'Che' Director: English the Language of 'Imperialists'

January 2nd, 2009 10:05 AM

The director of the movie "Che" which will be released later this month is disingenuously claiming that he has no political axe to grind. In a CNN interview, director Steven Soderbergh absurdly stated that he only wanted to present the "facts" about Che Guevara's life:

Steven Soderbergh made certain his new movie, "Che," about the life of revolutionary Ernesto "Che" Guevara, couldn't be attacked -- at least on a factual level.

"I didn't mind someone saying, 'Well, your take on him, I don't really like,' or 'You've left these things out and included these things.' That's fine," Soderbergh said. "What I didn't want was for somebody to be able to look at a scene and say, 'That never happened.' "

But he's aware that he's going to be accused of romanticizing the Argentine doctor and Marxist guerrilla who helped Cuba's Fidel Castro launch the first and only victorious socialist revolution in the Americas. He doesn't buy the criticism.

"I don't have sort of a personal investment in making him look one way or another," Soderbergh said in one interview with CNN. "I picked [these periods in his life] because I was interested in the specifics of how you wage a war like this -- mostly because I don't believe you can wage a war like this anymore."

Despite his announced intention to stick to the facts you can easily tell where Soderbergh is coming from with his rationale for filming the movie in Spanish:

Soderbergh, who said he was first approached by Del Toro to do the project while making "Traffic" in 2000, is just as happy with his language choice for the Spanish-language film. He feels "Che" would not have earned respect as an English-speaking movie.

"It seemed weird to make a movie about one of the most vocal anti-imperialists of the 20th century and use the language of the imperialists," he said. "That just didn't make any sense to me."

I have no problem with films being made in other languages. That should be an artistic decision but the reason given by Soderbergh that English is the "language of the imperialists" pretty much tells you where he is coming from. And we can tell where CNN is coming from by the use of a certain phrase in describing Batista:

The New Year marks the 50th anniversary of Guevara and Castro's overthrow of the U.S.-supported dictator Batista. 

There really should be an embargo on the use of the term "U.S.-supported dictator Batista" primarily because it's not true. Here is what the Babalu Blog presented about the supposed U.S. support for Batista:

Former U.S. Ambassador to Cuba, Earl T. Smith, during Congressional testimony in 1960, declared flatly: "We put Castro in power." He referred to the U.S. State Department and CIA's role in aiding, both morally and materially, the Castro rebels, to their pulling the rug out from under Batista with an arms embargo, to hiding Castro rebels in the U.S. embassy, and finally to the U.S. order that Batista vacate Cuba. Ambassador Smith knew something about these events because he personally delivered the messages to Batista, who was then denied exile in the U.S.

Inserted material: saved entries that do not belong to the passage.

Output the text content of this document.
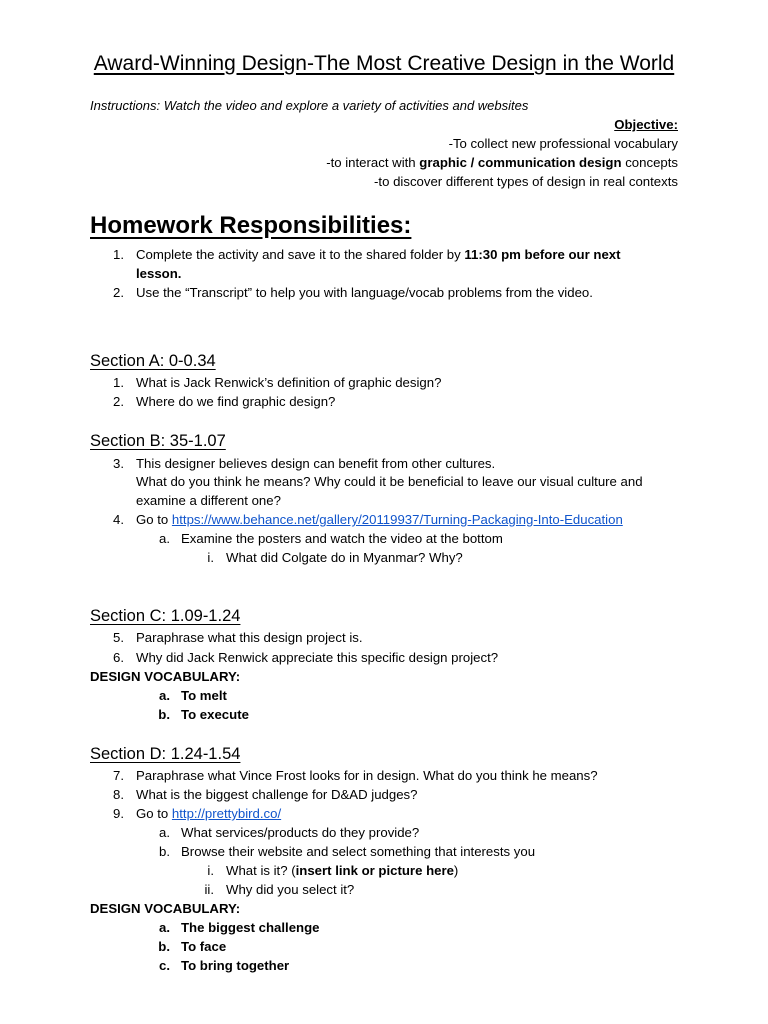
Award-Winning Design-The Most Creative Design in the World
Instructions: Watch the video and explore a variety of activities and websites
Objective:
-To collect new professional vocabulary
-to interact with graphic / communication design concepts
-to discover different types of design in real contexts
Homework Responsibilities:
1. Complete the activity and save it to the shared folder by 11:30 pm before our next
lesson.
2. Use the “Transcript” to help you with language/vocab problems from the video.
Section A: 0-0.34
1. What is Jack Renwick’s definition of graphic design?
2. Where do we find graphic design?
Section B: 35-1.07
3. This designer believes design can benefit from other cultures.
What do you think he means? Why could it be beneficial to leave our visual culture and
examine a different one?
4. Go to https://www.behance.net/gallery/20119937/Turning-Packaging-Into-Education
a. Examine the posters and watch the video at the bottom
i. What did Colgate do in Myanmar? Why?
Section C: 1.09-1.24
5. Paraphrase what this design project is.
6. Why did Jack Renwick appreciate this specific design project?
DESIGN VOCABULARY:
a. To melt
b. To execute
Section D: 1.24-1.54
7. Paraphrase what Vince Frost looks for in design. What do you think he means?
8. What is the biggest challenge for D&AD judges?
9. Go to http://prettybird.co/
a. What services/products do they provide?
b. Browse their website and select something that interests you
i. What is it? (insert link or picture here)
ii. Why did you select it?
DESIGN VOCABULARY:
a. The biggest challenge
b. To face
c. To bring together
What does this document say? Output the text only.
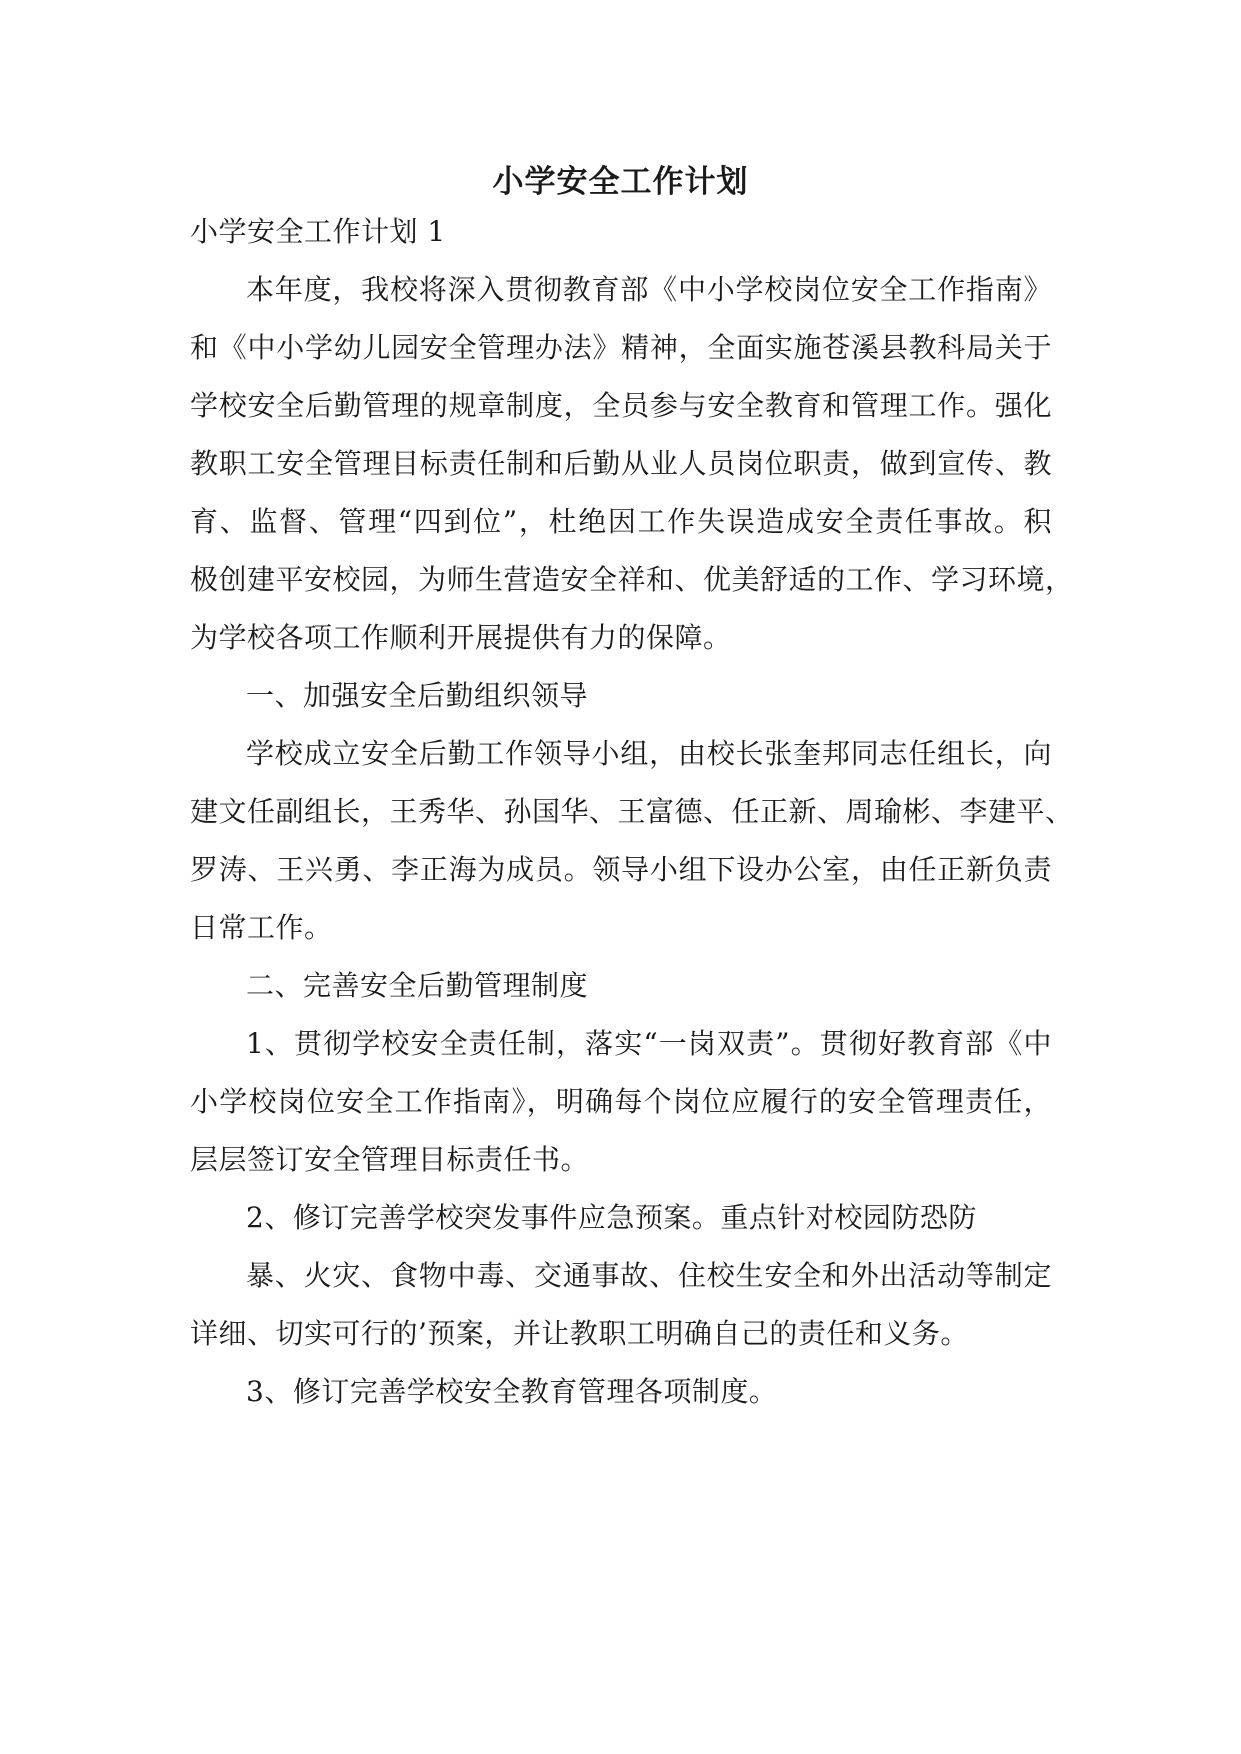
小学安全工作计划

小学安全工作计划 1

本年度，我校将深入贯彻教育部《中小学校岗位安全工作指南》

和《中小学幼儿园安全管理办法》精神，全面实施苍溪县教科局关于

学校安全后勤管理的规章制度，全员参与安全教育和管理工作。强化

教职工安全管理目标责任制和后勤从业人员岗位职责，做到宣传、教

育、监督、管理“四到位”，杜绝因工作失误造成安全责任事故。积

极创建平安校园，为师生营造安全祥和、优美舒适的工作、学习环境，

为学校各项工作顺利开展提供有力的保障。

一、加强安全后勤组织领导

学校成立安全后勤工作领导小组，由校长张奎邦同志任组长，向

建文任副组长，王秀华、孙国华、王富德、任正新、周瑜彬、李建平、

罗涛、王兴勇、李正海为成员。领导小组下设办公室，由任正新负责

日常工作。

二、完善安全后勤管理制度

1、贯彻学校安全责任制，落实“一岗双责”。贯彻好教育部《中

小学校岗位安全工作指南》，明确每个岗位应履行的安全管理责任，

层层签订安全管理目标责任书。

2、修订完善学校突发事件应急预案。重点针对校园防恐防

暴、火灾、食物中毒、交通事故、住校生安全和外出活动等制定

详细、切实可行的’预案，并让教职工明确自己的责任和义务。

3、修订完善学校安全教育管理各项制度。
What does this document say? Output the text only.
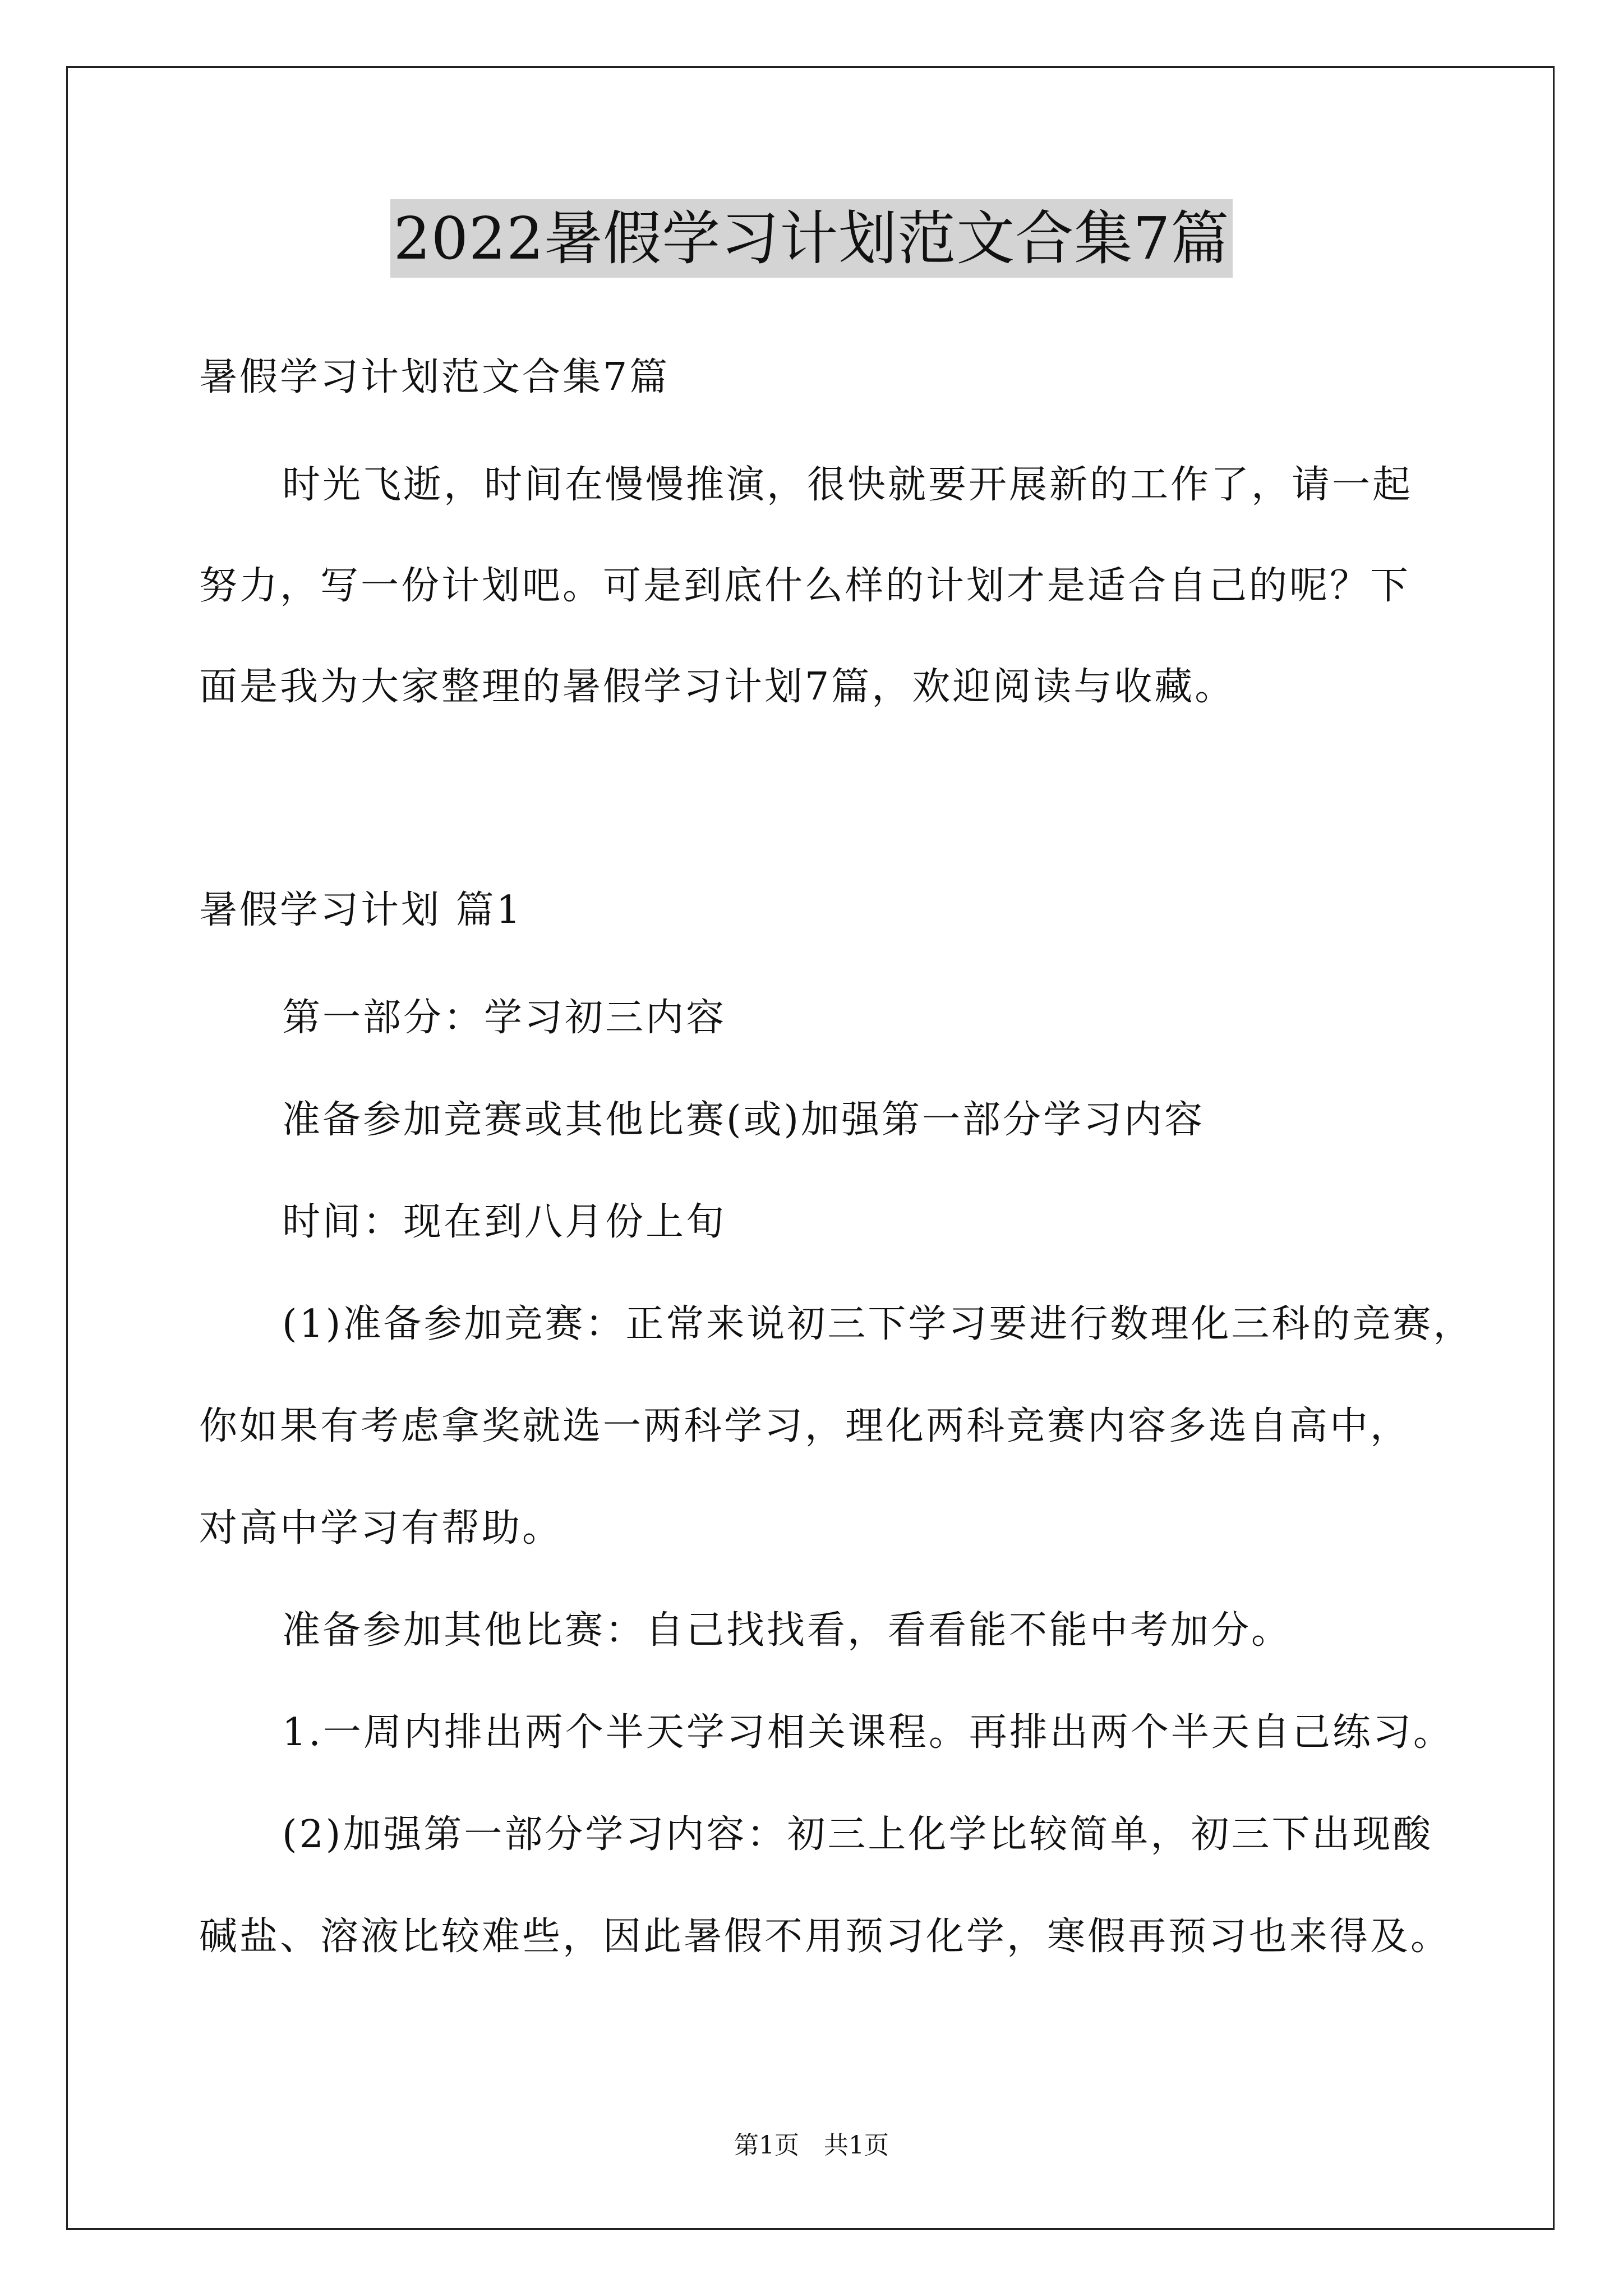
2022暑假学习计划范文合集7篇
暑假学习计划范文合集7篇
时光飞逝，时间在慢慢推演，很快就要开展新的工作了，请一起
努力，写一份计划吧。可是到底什么样的计划才是适合自己的呢？下
面是我为大家整理的暑假学习计划7篇，欢迎阅读与收藏。
暑假学习计划 篇1
第一部分：学习初三内容
准备参加竞赛或其他比赛(或)加强第一部分学习内容
时间：现在到八月份上旬
(1)准备参加竞赛：正常来说初三下学习要进行数理化三科的竞赛，
你如果有考虑拿奖就选一两科学习，理化两科竞赛内容多选自高中，
对高中学习有帮助。
准备参加其他比赛：自己找找看，看看能不能中考加分。
1.一周内排出两个半天学习相关课程。再排出两个半天自己练习。
(2)加强第一部分学习内容：初三上化学比较简单，初三下出现酸
碱盐、溶液比较难些，因此暑假不用预习化学，寒假再预习也来得及。
第1页　共1页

As to the movie "Che" itself, the comments of Slate writer Paul Berman about another movie also glorifying Guevara, "The Motorcycle Diaries,"  apply to this film as well:

The cult of Ernesto Che Guevara is an episode in the moral callousness of our time. Che was a totalitarian. He achieved nothing but disaster. Many of the early leaders of the Cuban Revolution favored a democratic or democratic-socialist direction for the new Cuba. But Che was a mainstay of the hardline pro-Soviet faction, and his faction won. Che presided over the Cuban Revolution's first firing squads. He founded Cuba's "labor camp" system—the system that was eventually employed to incarcerate gays, dissidents, and AIDS victims. To get himself killed, and to get a lot of other people killed, was central to Che's imagination. In the famous essay in which he issued his ringing call for "two, three, many Vietnams," he also spoke about martyrdom and managed to compose a number of chilling phrases: "Hatred as an element of struggle; unbending hatred for the enemy, which pushes a human being beyond his natural limitations, making him into an effective, violent, selective, and cold-blooded killing machine. This is what our soldiers must become …"— and so on. He was killed in Bolivia in 1967, leading a guerrilla movement that had failed to enlist a single Bolivian peasant. And yet he succeeded in inspiring tens of thousands of middle class Latin-Americans to exit the universities and organize guerrilla insurgencies of their own. And these insurgencies likewise accomplished nothing, except to bring about the death of hundreds of thousands, and to set back the cause of Latin-American democracy—a tragedy on the hugest scale.

Finally a note to CNN: Is it really going to kill you to accurately describe what happened in Cuba 50 years ago as a communist revolution? Most of the Cuba people were kept in the dark about the true intentions of Fidel and Che but communist revolution was their ultimate goal which they achieved.